Я долго мучился от мысли о том, что директор такой подлый и, похоже, не знает об этом. Все и всех прибрал к рукам, заставил жить так, как нравится ему, нам плохо, а ему хорошо, он доволен жизнью, и никто не может ему ее испортить. Наконец я не выдержал и написал анонимное письмо, где поведал ему, какой он плохой. Письмо я подкинул директору в кабинет. А немного погодя, воодушевленный своим действием и безнаказанностью, я написал второе письмо. Я долго прогуливался по школьному коридору перед дверью директорского кабинета, выжидая удобный момент. Наконец высоченная, крашенная белилами дверь кабинета приоткрылась и в узком, ровно таком, чтоб бочком проскользнуть человеку, проеме промелькнула плюгавая фигура директора: он всегда выходил из своего кабинета, как из чужого – как выходит мелкий служащий из кабинета большого начальника. Промелькнула и скрылась в дверях смежной с кабинетом учительской (чаще можно было видеть наоборот: как кто-то из фискалов шмыгал из дверей учительской прямо в дверь директора). Подождав для верности еще немного, я – без дыхания – подлетел неслышно к двери, приоткрыл ее чуть-чуть и, выхватив из внутреннего кармана пиджака помятый уже немного конверт, кинул его в щель. И в тот же момент дверь, как от пинка, распахнулась и чья-то цепкая рука схватила меня за рукав. Это был директор. В другой руке он держал мое письмо, которое сейчас, небрежно скомканное в его кулаке, показалось мне таким жалким. Все было просто, как таблица умножения: я совсем забыл, что в стене, разделявшей учительскую и его кабинет, была еще одна дверь, через которую раньше и шло сообщение между двумя комнатами. Новый директор, придя в школу, первым делом закрыл ее и ключ положил к себе в карман. Сейчас, увидев мою одиноко маячившую в пустом коридоре фигуру, он быстро сориентировался и, войдя в учительскую, тут же кинулся обратно в свой кабинет, но через другую дверь – и успел вовремя.
– Так это ты, гаденыш? – прошептал он, глядя на меня снизу вверх, и в глазах его была злоба и удовольствие. С минуту мы стояли молча, каждый тянул слегка в свою сторону, потом он потащил меня, уже безвольно спотыкающегося, в страшную глубь кабинета, в свое гнездо, и стал прикрывать за мной дверь. Но тут я почувствовал новый прилив сил: я подумал, что если он закроет за нами дверь, то я пропал.

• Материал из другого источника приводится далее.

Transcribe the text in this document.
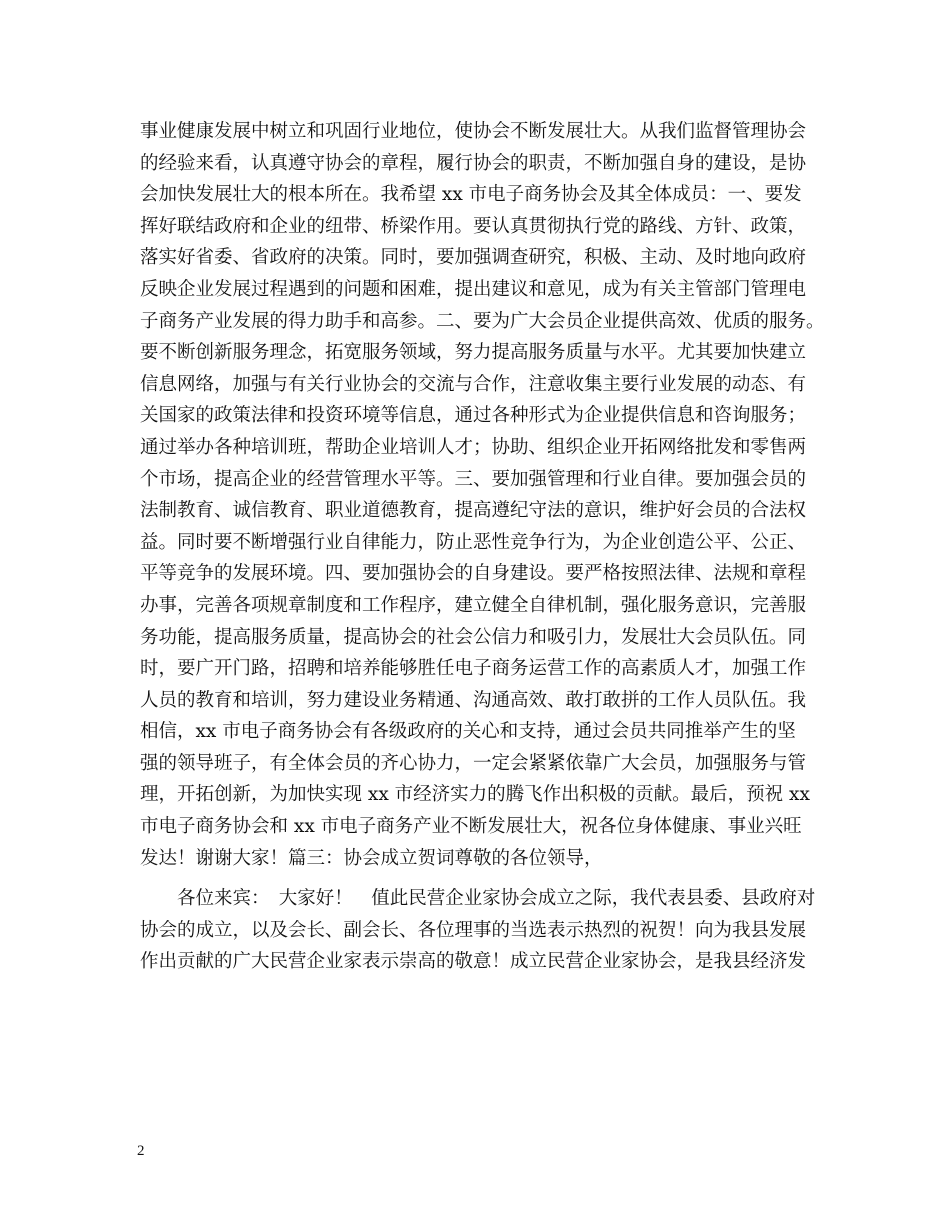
事业健康发展中树立和巩固行业地位，使协会不断发展壮大。从我们监督管理协会
的经验来看，认真遵守协会的章程，履行协会的职责，不断加强自身的建设，是协
会加快发展壮大的根本所在。我希望 xx 市电子商务协会及其全体成员：一、要发
挥好联结政府和企业的纽带、桥梁作用。要认真贯彻执行党的路线、方针、政策，
落实好省委、省政府的决策。同时，要加强调查研究，积极、主动、及时地向政府
反映企业发展过程遇到的问题和困难，提出建议和意见，成为有关主管部门管理电
子商务产业发展的得力助手和高参。二、要为广大会员企业提供高效、优质的服务。
要不断创新服务理念，拓宽服务领域，努力提高服务质量与水平。尤其要加快建立
信息网络，加强与有关行业协会的交流与合作，注意收集主要行业发展的动态、有
关国家的政策法律和投资环境等信息，通过各种形式为企业提供信息和咨询服务；
通过举办各种培训班，帮助企业培训人才；协助、组织企业开拓网络批发和零售两
个市场，提高企业的经营管理水平等。三、要加强管理和行业自律。要加强会员的
法制教育、诚信教育、职业道德教育，提高遵纪守法的意识，维护好会员的合法权
益。同时要不断增强行业自律能力，防止恶性竞争行为，为企业创造公平、公正、
平等竞争的发展环境。四、要加强协会的自身建设。要严格按照法律、法规和章程
办事，完善各项规章制度和工作程序，建立健全自律机制，强化服务意识，完善服
务功能，提高服务质量，提高协会的社会公信力和吸引力，发展壮大会员队伍。同
时，要广开门路，招聘和培养能够胜任电子商务运营工作的高素质人才，加强工作
人员的教育和培训，努力建设业务精通、沟通高效、敢打敢拼的工作人员队伍。我
相信，xx 市电子商务协会有各级政府的关心和支持，通过会员共同推举产生的坚
强的领导班子，有全体会员的齐心协力，一定会紧紧依靠广大会员，加强服务与管
理，开拓创新，为加快实现 xx 市经济实力的腾飞作出积极的贡献。最后，预祝 xx
市电子商务协会和 xx 市电子商务产业不断发展壮大，祝各位身体健康、事业兴旺
发达！谢谢大家！篇三：协会成立贺词尊敬的各位领导，
各位来宾：　大家好！　值此民营企业家协会成立之际，我代表县委、县政府对
协会的成立，以及会长、副会长、各位理事的当选表示热烈的祝贺！向为我县发展
作出贡献的广大民营企业家表示崇高的敬意！成立民营企业家协会，是我县经济发
2
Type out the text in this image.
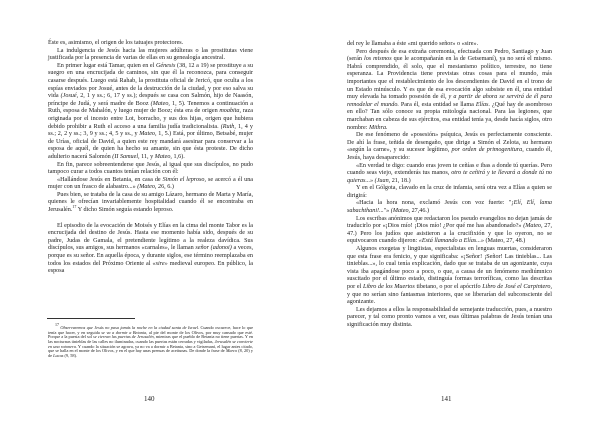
Éste es, asimismo, el origen de los tatuajes protectores.

La indulgencia de Jesús hacia las mujeres adúlteras o las prostitutas viene justificada por la presencia de varias de ellas en su genealogía ancestral.

En primer lugar está Tamar, quien en el Génesis (38, 12 a 19) se prostituye a su suegro en una encrucijada de caminos, sin que él la reconozca, para conseguir casarse después. Luego está Rahab, la prostituta oficial de Jericó, que oculta a los espías enviados por Josué, antes de la destrucción de la ciudad, y por eso salva su vida (Josué, 2, 1 y ss.; 6, 17 y ss.); después se casa con Salmón, hijo de Naasón, príncipe de Judá, y será madre de Booz (Mateo, 1, 5). Tenemos a continuación a Ruth, esposa de Mahalón, y luego mujer de Booz; ésta era de origen moabita, raza originada por el incesto entre Lot, borracho, y sus dos hijas, origen que hubiera debido prohibir a Ruth el acceso a una familia judía tradicionalista. (Ruth, 1, 4 y ss.; 2, 2 y ss.; 3, 9 y ss.; 4, 5 y ss., y Mateo, 1, 5.) Está, por último, Betsabé, mujer de Urías, oficial de David, a quien este rey mandará asesinar para conservar a la esposa de aquél, de quien ha hecho su amante, sin que ésta proteste. De dicho adulterio nacerá Salomón (II Samuel, 11, y Mateo, 1,6).

En fin, parece sobreentenderse que Jesús, al igual que sus discípulos, no pudo tampoco curar a todos cuantos tenían relación con él:

«Hallándose Jesús en Betania, en casa de Simón el leproso, se acercó a él una mujer con un frasco de alabastro...» (Mateo, 26, 6.)

Pues bien, se trataba de la casa de su amigo Lázaro, hermano de Marta y María, quienes le ofrecían invariablemente hospitalidad cuando él se encontraba en Jerusalén.$^{17}$ Y dicho Simón seguía estando leproso.

El episodio de la evocación de Moisés y Elías en la cima del monte Tabor es la encrucijada del destino de Jesús. Hasta ese momento había sido, después de su padre, Judas de Gamala, el pretendiente legítimo a la realeza davídica. Sus discípulos, sus amigos, sus hermanos «carnales», le llaman señor (adonoi) a veces, porque es su señor. En aquella época, y durante siglos, ese término reemplazaba en todos los estados del Próximo Oriente al «sire» medieval europeo. En público, la esposa

$^{17}$ Observaremos que Jesús no pasa jamás la noche en la ciudad santa de Israel. Cuando oscurece, hace lo que tenía que hacer, y en seguida se va a dormir a Betania, al pie del monte de los Olivos, por muy cansado que esté. Porque a la puesta del sol se cierran las puertas de Jerusalén, mientras que el pueblo de Betania no tiene puertas. Y en las nocturnas tinieblas de las calles no iluminadas, cuando las puertas están cerradas y vigiladas, Jerusalén se convierte en una ratonera. Y cuando la situación se agrava, ya no va a dormir a Betania, sino a Getsemaní, el lugar antes citado, que se halla en el monte de los Olivos, y en el que hay unas prensas de aceitunas. De donde la frase de Marco (8, 20) y de Lucas (9, 58).

140

del rey le llamaba a éste «mi querido señor» o «sire».

Pero después de esa extraña ceremonia, efectuada con Pedro, Santiago y Juan (serán los mismos que le acompañarán en la de Getsemaní), ya no será el mismo. Habrá comprendido, él solo, que el mesianismo político, terrestre, no tiene esperanza. La Providencia tiene previstas otras cosas para el mundo, más importantes que el restablecimiento de los descendientes de David en el trono de un Estado minúsculo. Y es que de esa evocación algo subsiste en él, una entidad muy elevada ha tomado posesión de él, y a partir de ahora se servirá de él para remodelar el mundo. Para él, esta entidad se llama Elías. ¿Qué hay de asombroso en ello? Tan sólo conoce su propia mitología nacional. Para las legiones, que marchaban en cabeza de sus ejércitos, esa entidad tenía ya, desde hacía siglos, otro nombre: Mithra.

De ese fenómeno de «posesión» psíquica, Jesús es perfectamente consciente. De ahí la frase, teñida de desengaño, que dirige a Simón el Zelota, su hermano «según la carne», y su sucesor legítimo, por orden de primogenitura, cuando él, Jesús, haya desaparecido:

«En verdad te digo: cuando eras joven te ceñías e ibas a donde tú querías. Pero cuando seas viejo, extenderás tus manos, otro te ceñirá y te llevará a donde tú no quieras...» (Juan, 21, 18.)

Y en el Gólgota, clavado en la cruz de infamia, será otra vez a Elías a quien se dirigirá:

«Hacia la hora nona, exclamó Jesús con voz fuerte: "¡Elí, Elí, lama sabachthani!..."» (Mateo, 27,46.)

Los escribas anónimos que redactaron los pseudo evangelios no dejan jamás de traducirlo por «¡Dios mío! ¡Dios mío! ¿Por qué me has abandonado?» (Mateo, 27, 47.) Pero los judíos que asistieron a la crucifixión y que lo oyeron, no se equivocaron cuando dijeron: «Está llamando a Elías...» (Mateo, 27, 48.)

Algunos exegetas y lingüistas, especialistas en lenguas muertas, consideraron que esta frase era fenicio, y que significaba: «¡Señor! ¡Señor! Las tinieblas... Las tinieblas...», lo cual tenía explicación, dado que se trataba de un agonizante, cuya vista iba apagándose poco a poco, o que, a causa de un fenómeno mediúmnico suscitado por el último estado, distinguía formas terroríficas, como las descritas por el Libro de los Muertos tibetano, o por el apócrifo Libro de José el Carpintero, y que no serían sino fantasmas interiores, que se liberarían del subconsciente del agonizante.

Les dejamos a ellos la responsabilidad de semejante traducción, pues, a nuestro parecer, y tal como pronto vamos a ver, esas últimas palabras de Jesús tenían una significación muy distinta.

141
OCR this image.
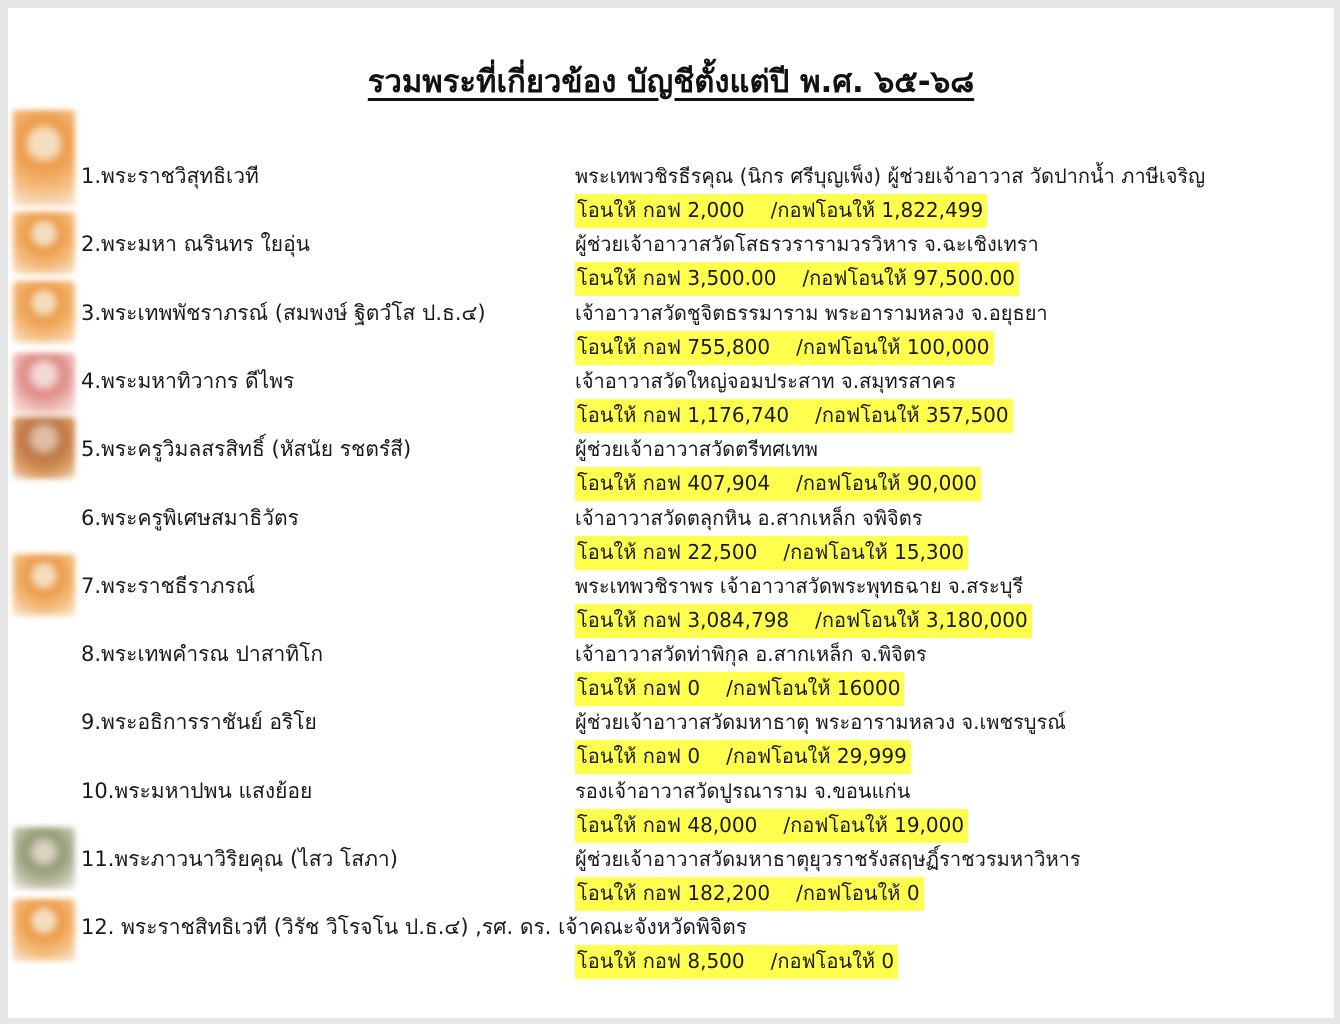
รวมพระที่เกี่ยวข้อง บัญชีตั้งแต่ปี พ.ศ. ๖๕-๖๘
1.พระราชวิสุทธิเวที	พระเทพวชิรธีรคุณ (นิกร ศรีบุญเพ็ง) ผู้ช่วยเจ้าอาวาส วัดปากน้ำ ภาษีเจริญ
โอนให้ กอฟ 2,000 /กอฟโอนให้ 1,822,499
2.พระมหา ณรินทร ใยอุ่น	ผู้ช่วยเจ้าอาวาสวัดโสธรวรารามวรวิหาร จ.ฉะเชิงเทรา
โอนให้ กอฟ 3,500.00 /กอฟโอนให้ 97,500.00
3.พระเทพพัชราภรณ์ (สมพงษ์ ฐิตวํโส ป.ธ.๔)	เจ้าอาวาสวัดชูจิตธรรมาราม พระอารามหลวง จ.อยุธยา
โอนให้ กอฟ 755,800 /กอฟโอนให้ 100,000
4.พระมหาทิวากร ดีไพร	เจ้าอาวาสวัดใหญ่จอมประสาท จ.สมุทรสาคร
โอนให้ กอฟ 1,176,740 /กอฟโอนให้ 357,500
5.พระครูวิมลสรสิทธิ์ (หัสนัย รชตรํสี)	ผู้ช่วยเจ้าอาวาสวัดตรีทศเทพ
โอนให้ กอฟ 407,904 /กอฟโอนให้ 90,000
6.พระครูพิเศษสมาธิวัตร	เจ้าอาวาสวัดตลุกหิน อ.สากเหล็ก จพิจิตร
โอนให้ กอฟ 22,500 /กอฟโอนให้ 15,300
7.พระราชธีราภรณ์	พระเทพวชิราพร เจ้าอาวาสวัดพระพุทธฉาย จ.สระบุรี
โอนให้ กอฟ 3,084,798 /กอฟโอนให้ 3,180,000
8.พระเทพคำรณ ปาสาทิโก	เจ้าอาวาสวัดท่าพิกุล อ.สากเหล็ก จ.พิจิตร
โอนให้ กอฟ 0 /กอฟโอนให้ 16000
9.พระอธิการราชันย์ อริโย	ผู้ช่วยเจ้าอาวาสวัดมหาธาตุ พระอารามหลวง จ.เพชรบูรณ์
โอนให้ กอฟ 0 /กอฟโอนให้ 29,999
10.พระมหาปพน แสงย้อย	รองเจ้าอาวาสวัดปูรณาราม จ.ขอนแก่น
โอนให้ กอฟ 48,000 /กอฟโอนให้ 19,000
11.พระภาวนาวิริยคุณ (ไสว โสภา)	ผู้ช่วยเจ้าอาวาสวัดมหาธาตุยุวราชรังสฤษฏิ์ราชวรมหาวิหาร
โอนให้ กอฟ 182,200 /กอฟโอนให้ 0
12. พระราชสิทธิเวที (วิรัช วิโรจโน ป.ธ.๔) ,รศ. ดร. เจ้าคณะจังหวัดพิจิตร
โอนให้ กอฟ 8,500 /กอฟโอนให้ 0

Я рванулся и, сам не зная, что делаю, побежал…
За мной никто не гнался. И это было еще страшнее. Я забежал только за угол школьного здания, еще раз за угол, пока не оказался на заднем хозяйственном дворе школы. Здесь я присел на выступ у стены и отдышался. Какая-то жуткая тишина и спокойствие царили здесь. Чем больше я успокаивался, тем страшнее и тоскливее мне становилось. Мне стало казаться, что директор прячется за углом. Я встал и пошел посмотреть. Там его не было. Тогда я пошел за следующий угол и посмотрел – там его тоже не было. Я постоял немного и побрел в школу, наверх, к его кабинету. Вошел без стука. Он сидел и ждал меня. Пригласил сесть. Помолчал. Потом спокойно, обыденным голосом стал расспрашивать, интересоваться, кто еще так думает, как я, из учеников, учителей? Я долго соображал, кого б ему продать подешевле, и придумал: Пичугина. Пичугин, рослый, широкоплечий малый был у нас «отпетым», позволял себе что хотел, не боялся никого и ничего, своих насмешливых суждений обо всех и обо всем не скрывал ни от кого, но в силу какой-то природной незлобивости, которая чувствовалась в нем, и потому еще, что он был совсем не глуп, хотя учебой пренебрегал, ему многое сходило с рук. На него почти не обижались, а если обижались (я имею ввиду учителей), то предпочитали не связываться, потому что не чувствовали в нем страха. Я подумал, что ему все равно ничего не будет, и назвал его фамилию. Директор весело и дружелюбно рассмеялся и ласково потрепал меня по коленке, словно по достоинству оценив мою шутку, и такими же улыбающимися глазами смотрел на меня и ждал. Мне опять стало тоскливо. Голова как-то сразу опустела, я потерял способность соображать. Посидев еще немного и ничего не придумав, я назвал несколько настоящих фамилий. Уже уходя, злой и опустошенный, я вдруг вспомнил, вернулся и с каким-то внутренним чувством реванша и злорадства назвал еще и фамилию Кузьминой. Директор, выслушав меня, серьезно кивнул, но потому, как поспешно он отвернул голову, мне почудилась на губах его чуть заметная улыбка, которую он пытался от меня скрыть.